Теперь дела закончены. Теперь я могу взойти на вершину города веры, оставив внизу его нынешнюю историю. Эта лестница началась еще до Гражданской войны. Не задерживаясь в освещенном синей лампочкой дормитории братьев-монахов, я спешу мимо гардероба в коридор. Выглядываю в низкие окна : ага, я уже выше деревьев. В конце коридора вход на чердак и оттуда — на башню.

Висячий замок всегда производит ужасный шум. Наконец, дверь, закрепленная на петлях, которые при любом прикосновении разражаются бранью, отворяется, и ночной ветер, горячий и порывистый, врывается с чердака, принося с собой запах стропил и старых, пыльных, лежалых вещей. Осторожнее на третьей ступеньке: не провалиться бы сквозь доски. Отсюда и выше здание постепенно развоплощается, утрачивает материальную основательность, но, однако, надо все время быть начеку, иначе расшибешь голову о балки, на которых еще видны следы топоров, оставленные еще сто лет назад нашими французскими отцами…[16]

Сейчас звенящая под ногами пустота равна что-нибудь шестидесяти футам до пола церкви. Я стою прямо над средокрестием[17] . Если хорошенько пошарить, можно найти дырку, проделанную фотографами, заглянуть в пропасть и высветить внизу мое место в хорах.

По шаткой, извилистой лестнице взбираюсь на колокольню.
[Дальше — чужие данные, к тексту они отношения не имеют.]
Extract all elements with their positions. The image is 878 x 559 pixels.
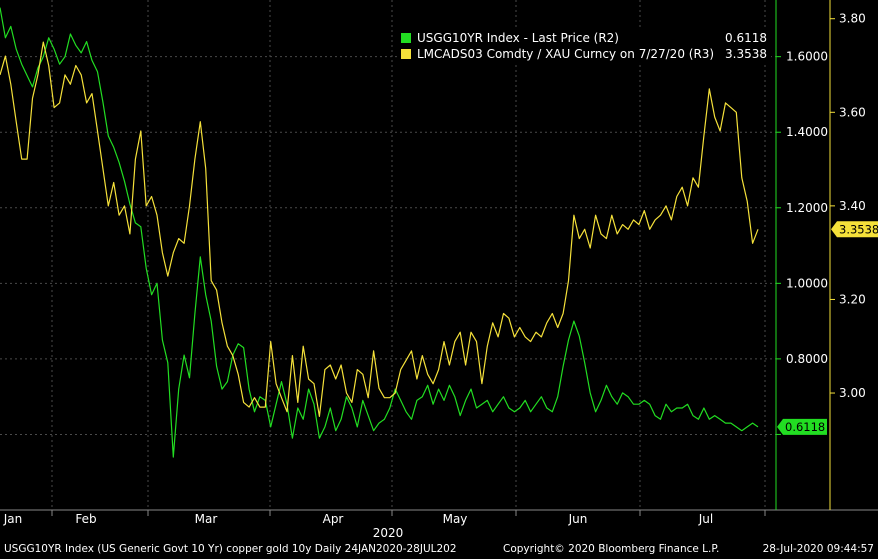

Высоко над головой, среди мрачных инженерных конструкций, поддерживающих шпиль, потревоженная темнота в смятении хлопает крыльями. На расстоянии вытянутой руки постукивают старые башенные часы. Я направляю свет фонарика на эту загадку — что до сих пор заставляет их работать? — и пристально вглядываюсь в старинные колокола.

Так, шкаф с предохранителями я осмотрел. Заглянул в углы, где должна быть электропроводка. Удостоверился, что нигде нет огня — загорись он тут, башня мгновенно вспыхнет факелом и через двадцать минут пожар неминуемо охватит все аббатство

Всем своим существом вдыхая продувающий колокольню ветер, я подхожу к приоткрытой двери, сквозь которую виднеются небеса, и легонько толкаю ее. Дверь настежь распахивается в бескрайнее море тьмы и молитвы. Таким ли будет он, час моей смерти? Отворишь ли Ты дверь в великий лес, поведешь ли меня в лунном свете по лестнице, поднимешь ли к звездам?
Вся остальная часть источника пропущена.